Just-launched business down payment program offers grants of up to $25,000 to women and minority-owned business owners looking to use 7(a) or 504 programs to purchase property , which is likely to push Bank of America’s SBA numbers even higher. There is currently no cap on spending under the program, which has been announced last weeksaid a spokesperson.

According to Jill Calabrese Bain, head of small business onboarding and transformation at Bank of America, the goal of the down payment program is to stimulate business activity and growth in low-income neighborhoods, creating mobility economic and generational wealth opportunities that entrepreneurs can share with their families.

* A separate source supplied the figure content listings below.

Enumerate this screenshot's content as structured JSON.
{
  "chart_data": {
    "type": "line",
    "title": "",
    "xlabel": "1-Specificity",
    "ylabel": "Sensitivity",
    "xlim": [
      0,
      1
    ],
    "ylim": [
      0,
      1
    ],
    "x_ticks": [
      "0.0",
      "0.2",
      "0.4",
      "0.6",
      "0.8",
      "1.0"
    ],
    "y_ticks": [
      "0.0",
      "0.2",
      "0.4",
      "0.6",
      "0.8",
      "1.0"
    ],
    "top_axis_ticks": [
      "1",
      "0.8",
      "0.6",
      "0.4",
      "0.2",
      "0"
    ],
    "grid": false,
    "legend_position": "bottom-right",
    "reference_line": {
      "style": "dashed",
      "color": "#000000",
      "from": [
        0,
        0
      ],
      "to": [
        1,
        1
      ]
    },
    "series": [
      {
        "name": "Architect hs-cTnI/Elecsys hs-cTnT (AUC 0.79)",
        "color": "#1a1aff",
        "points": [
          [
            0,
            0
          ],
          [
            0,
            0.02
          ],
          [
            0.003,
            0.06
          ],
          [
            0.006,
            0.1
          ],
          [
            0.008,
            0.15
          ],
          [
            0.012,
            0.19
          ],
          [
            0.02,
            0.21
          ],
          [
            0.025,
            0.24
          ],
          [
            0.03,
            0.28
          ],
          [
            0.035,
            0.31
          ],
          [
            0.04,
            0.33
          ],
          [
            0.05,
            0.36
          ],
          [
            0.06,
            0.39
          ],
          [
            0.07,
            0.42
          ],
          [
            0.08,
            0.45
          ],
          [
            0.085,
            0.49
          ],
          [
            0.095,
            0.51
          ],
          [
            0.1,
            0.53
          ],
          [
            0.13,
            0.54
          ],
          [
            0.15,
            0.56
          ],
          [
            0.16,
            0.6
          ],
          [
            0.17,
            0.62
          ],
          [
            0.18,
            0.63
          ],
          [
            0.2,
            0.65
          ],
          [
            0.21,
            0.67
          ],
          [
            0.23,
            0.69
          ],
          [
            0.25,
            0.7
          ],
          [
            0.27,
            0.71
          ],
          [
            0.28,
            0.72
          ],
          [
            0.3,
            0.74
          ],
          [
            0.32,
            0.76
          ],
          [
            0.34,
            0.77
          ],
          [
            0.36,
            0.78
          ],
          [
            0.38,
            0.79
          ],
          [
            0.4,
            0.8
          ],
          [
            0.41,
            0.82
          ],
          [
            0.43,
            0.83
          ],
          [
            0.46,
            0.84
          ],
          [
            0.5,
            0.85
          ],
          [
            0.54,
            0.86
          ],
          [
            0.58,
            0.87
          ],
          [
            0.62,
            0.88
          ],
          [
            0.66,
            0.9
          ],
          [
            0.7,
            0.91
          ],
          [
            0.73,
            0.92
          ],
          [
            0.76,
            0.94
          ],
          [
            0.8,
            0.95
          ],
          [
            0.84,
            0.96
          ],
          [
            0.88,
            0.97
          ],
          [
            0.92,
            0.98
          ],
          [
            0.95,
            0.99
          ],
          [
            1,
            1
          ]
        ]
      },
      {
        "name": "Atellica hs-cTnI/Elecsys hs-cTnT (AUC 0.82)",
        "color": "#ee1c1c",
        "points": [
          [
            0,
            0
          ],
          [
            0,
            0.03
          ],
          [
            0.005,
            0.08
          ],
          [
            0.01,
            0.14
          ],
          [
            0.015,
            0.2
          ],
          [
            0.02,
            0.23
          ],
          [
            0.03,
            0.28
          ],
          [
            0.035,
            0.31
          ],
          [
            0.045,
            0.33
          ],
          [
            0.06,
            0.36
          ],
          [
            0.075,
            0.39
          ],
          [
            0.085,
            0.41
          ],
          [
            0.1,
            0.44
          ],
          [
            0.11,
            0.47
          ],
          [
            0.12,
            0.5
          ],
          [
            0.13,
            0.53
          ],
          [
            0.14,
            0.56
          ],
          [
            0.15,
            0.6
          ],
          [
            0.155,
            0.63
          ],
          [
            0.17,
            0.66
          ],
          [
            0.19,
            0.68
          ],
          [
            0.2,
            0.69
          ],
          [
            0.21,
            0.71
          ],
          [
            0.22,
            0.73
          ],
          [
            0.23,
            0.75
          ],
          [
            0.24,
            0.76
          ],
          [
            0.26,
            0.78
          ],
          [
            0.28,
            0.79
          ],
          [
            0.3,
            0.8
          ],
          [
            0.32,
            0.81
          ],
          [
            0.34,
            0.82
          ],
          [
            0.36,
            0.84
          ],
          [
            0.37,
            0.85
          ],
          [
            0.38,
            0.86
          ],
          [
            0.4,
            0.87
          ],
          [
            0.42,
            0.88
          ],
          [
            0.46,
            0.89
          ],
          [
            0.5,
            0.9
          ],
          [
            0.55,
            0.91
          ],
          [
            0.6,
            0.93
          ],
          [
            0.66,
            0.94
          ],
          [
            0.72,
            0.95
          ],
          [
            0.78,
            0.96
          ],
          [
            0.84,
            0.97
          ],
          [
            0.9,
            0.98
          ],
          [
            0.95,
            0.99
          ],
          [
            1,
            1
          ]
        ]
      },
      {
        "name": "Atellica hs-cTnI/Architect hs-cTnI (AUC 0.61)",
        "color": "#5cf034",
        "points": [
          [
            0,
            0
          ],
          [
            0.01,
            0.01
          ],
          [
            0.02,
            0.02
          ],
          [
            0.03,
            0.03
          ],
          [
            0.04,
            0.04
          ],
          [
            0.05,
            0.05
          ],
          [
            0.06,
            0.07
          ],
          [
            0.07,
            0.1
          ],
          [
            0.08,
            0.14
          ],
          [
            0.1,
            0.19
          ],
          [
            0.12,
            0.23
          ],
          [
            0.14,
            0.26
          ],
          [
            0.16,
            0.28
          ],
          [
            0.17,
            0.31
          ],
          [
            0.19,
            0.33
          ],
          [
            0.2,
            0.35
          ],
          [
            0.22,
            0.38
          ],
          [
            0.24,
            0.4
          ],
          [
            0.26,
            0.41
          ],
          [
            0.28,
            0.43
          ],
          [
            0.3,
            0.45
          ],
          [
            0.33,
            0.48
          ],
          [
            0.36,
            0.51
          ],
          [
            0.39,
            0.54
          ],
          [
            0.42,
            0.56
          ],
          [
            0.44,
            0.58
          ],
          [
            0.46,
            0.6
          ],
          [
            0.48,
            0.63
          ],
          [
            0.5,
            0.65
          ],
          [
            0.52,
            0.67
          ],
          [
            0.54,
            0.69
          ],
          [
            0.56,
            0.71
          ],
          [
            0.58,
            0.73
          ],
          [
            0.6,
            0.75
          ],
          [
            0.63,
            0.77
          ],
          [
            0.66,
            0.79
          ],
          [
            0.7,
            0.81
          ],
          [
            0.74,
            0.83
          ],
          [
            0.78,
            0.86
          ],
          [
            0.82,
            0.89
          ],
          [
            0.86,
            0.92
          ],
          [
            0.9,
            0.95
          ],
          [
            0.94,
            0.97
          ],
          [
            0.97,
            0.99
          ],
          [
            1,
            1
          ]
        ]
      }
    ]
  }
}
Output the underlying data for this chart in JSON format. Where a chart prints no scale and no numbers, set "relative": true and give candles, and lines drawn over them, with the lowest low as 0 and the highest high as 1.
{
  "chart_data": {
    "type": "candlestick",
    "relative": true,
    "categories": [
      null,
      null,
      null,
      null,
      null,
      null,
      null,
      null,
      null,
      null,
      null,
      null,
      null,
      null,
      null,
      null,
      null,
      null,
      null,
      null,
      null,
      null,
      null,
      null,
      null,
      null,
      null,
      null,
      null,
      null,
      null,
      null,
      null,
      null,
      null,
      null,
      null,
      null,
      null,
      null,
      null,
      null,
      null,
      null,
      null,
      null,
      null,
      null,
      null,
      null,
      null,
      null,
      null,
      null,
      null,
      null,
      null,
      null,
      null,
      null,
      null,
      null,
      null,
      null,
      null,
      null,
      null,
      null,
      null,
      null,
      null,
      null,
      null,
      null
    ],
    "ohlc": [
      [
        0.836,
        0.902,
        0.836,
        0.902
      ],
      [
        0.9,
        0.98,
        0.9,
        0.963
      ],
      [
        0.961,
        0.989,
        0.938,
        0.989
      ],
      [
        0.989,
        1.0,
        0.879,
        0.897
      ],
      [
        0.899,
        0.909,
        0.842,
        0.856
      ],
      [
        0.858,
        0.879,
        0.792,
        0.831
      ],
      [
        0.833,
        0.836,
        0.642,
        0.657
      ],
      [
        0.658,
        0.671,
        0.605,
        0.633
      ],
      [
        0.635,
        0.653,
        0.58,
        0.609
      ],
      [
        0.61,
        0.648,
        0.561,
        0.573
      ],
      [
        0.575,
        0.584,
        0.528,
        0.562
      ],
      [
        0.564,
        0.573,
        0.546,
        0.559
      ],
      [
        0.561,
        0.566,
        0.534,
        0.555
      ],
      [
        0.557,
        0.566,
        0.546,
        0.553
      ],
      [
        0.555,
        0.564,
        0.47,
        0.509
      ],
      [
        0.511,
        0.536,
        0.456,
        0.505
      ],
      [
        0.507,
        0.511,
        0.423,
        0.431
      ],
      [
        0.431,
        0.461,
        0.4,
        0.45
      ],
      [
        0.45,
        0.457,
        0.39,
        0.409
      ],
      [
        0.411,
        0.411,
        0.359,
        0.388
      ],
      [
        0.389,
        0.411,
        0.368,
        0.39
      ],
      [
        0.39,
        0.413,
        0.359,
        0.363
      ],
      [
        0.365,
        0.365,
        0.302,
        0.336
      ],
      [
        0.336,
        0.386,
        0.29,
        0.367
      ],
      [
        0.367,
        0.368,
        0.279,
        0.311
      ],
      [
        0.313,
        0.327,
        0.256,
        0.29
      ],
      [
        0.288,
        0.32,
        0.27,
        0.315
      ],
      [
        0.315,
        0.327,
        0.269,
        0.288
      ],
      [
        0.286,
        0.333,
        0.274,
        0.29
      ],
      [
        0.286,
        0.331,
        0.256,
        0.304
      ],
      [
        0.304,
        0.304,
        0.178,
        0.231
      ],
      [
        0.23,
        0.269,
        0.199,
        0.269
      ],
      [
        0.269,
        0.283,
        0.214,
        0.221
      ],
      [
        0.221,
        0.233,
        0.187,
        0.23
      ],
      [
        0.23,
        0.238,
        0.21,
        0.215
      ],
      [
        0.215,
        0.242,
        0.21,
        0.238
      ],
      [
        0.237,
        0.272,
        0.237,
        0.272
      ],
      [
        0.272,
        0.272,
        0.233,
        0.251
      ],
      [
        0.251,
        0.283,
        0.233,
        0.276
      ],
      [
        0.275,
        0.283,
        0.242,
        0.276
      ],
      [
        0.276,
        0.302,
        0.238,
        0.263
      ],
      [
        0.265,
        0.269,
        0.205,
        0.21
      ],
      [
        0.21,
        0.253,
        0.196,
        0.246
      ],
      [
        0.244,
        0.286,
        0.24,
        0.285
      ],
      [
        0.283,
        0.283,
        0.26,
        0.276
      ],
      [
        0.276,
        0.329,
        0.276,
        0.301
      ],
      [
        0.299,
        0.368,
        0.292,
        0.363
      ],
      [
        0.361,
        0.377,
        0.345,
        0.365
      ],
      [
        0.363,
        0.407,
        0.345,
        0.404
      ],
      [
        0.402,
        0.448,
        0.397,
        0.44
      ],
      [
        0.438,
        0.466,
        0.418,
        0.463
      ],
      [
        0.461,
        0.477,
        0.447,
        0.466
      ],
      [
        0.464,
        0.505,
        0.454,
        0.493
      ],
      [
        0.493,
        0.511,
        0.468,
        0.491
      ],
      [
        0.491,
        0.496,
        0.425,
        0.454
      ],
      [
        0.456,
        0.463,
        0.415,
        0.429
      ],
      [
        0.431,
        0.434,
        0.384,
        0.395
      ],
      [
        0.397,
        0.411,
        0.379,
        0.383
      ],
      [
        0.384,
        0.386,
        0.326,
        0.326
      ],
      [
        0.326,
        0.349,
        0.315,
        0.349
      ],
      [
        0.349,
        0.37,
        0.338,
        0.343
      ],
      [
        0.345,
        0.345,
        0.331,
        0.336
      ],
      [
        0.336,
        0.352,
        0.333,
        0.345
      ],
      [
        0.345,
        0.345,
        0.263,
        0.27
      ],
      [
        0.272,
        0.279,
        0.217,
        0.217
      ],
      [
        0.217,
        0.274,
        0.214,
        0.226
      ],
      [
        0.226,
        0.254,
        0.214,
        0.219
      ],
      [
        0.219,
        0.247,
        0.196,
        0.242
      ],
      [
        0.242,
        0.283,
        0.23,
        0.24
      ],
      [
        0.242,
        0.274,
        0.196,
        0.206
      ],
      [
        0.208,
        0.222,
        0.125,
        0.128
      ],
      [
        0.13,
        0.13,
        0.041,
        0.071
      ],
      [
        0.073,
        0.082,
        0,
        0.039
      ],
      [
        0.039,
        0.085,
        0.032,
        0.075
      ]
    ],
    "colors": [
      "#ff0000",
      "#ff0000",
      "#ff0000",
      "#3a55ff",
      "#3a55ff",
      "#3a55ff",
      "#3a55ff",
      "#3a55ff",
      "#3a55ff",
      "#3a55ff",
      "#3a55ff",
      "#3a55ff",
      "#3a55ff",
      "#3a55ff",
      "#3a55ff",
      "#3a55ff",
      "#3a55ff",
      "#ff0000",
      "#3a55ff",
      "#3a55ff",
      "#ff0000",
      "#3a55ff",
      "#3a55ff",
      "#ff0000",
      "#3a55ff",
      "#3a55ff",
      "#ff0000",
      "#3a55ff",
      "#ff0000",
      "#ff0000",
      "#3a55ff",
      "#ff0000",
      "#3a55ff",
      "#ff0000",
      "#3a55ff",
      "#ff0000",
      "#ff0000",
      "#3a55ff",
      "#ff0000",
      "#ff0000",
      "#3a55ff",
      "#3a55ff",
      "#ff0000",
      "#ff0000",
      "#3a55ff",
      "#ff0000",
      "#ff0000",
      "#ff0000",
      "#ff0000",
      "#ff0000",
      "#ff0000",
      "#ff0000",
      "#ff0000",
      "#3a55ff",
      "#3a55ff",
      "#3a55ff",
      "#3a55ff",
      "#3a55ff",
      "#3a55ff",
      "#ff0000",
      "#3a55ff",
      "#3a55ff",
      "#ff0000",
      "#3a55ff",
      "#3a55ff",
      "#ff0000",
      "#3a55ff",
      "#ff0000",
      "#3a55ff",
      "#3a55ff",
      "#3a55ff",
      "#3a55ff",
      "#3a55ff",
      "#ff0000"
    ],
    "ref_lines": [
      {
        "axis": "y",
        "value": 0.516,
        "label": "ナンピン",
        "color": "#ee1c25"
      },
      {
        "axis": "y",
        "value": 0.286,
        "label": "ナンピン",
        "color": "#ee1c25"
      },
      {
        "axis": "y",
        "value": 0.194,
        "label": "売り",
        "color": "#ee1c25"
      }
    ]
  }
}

More than half of black women and business owners “say they don’t have the same access to capital as other groups,” Calabrese Bain said. Bank of America opted for a grant rather than a loan program because down payments are typically one of the biggest obstacles preventing cash-strapped entrepreneurs from moving forward with their business plans. she added.

“They sometimes struggle with the burden of upfront money,” Calabrese Bain said. “It’s easier to provide an affordable and cost-effective solution.”

Moving from rented facilities to a building they own is a key step on the road to expansion for many small businesses, Turner said. “The less money they use for a down payment, the more entrepreneurs can spend on growing the business.”

The 7(a) program — under which the SBA guarantees small business loans made by banks, credit unions and a small group of noncustodial lenders — is having a banner year, with approvals exceeding $23 billion between October 1 and September 2. Even so, activity still lags behind the record pace set in fiscal 2021, when the government waived user fees and subsidized some monthly payments as part of its COVID relief efforts.

The 504 program, which focuses on CRE loans, as well as expensive equipment purchases, has already broken its annual record, approving 8,705 loans for $8.6 billion through Sept. 2.

Those numbers are expected to rise in fiscal 2023, which begins Oct. 1, as inflation and rising interest rates hit businesses that previously might have benefited from conventional financing, Turner said.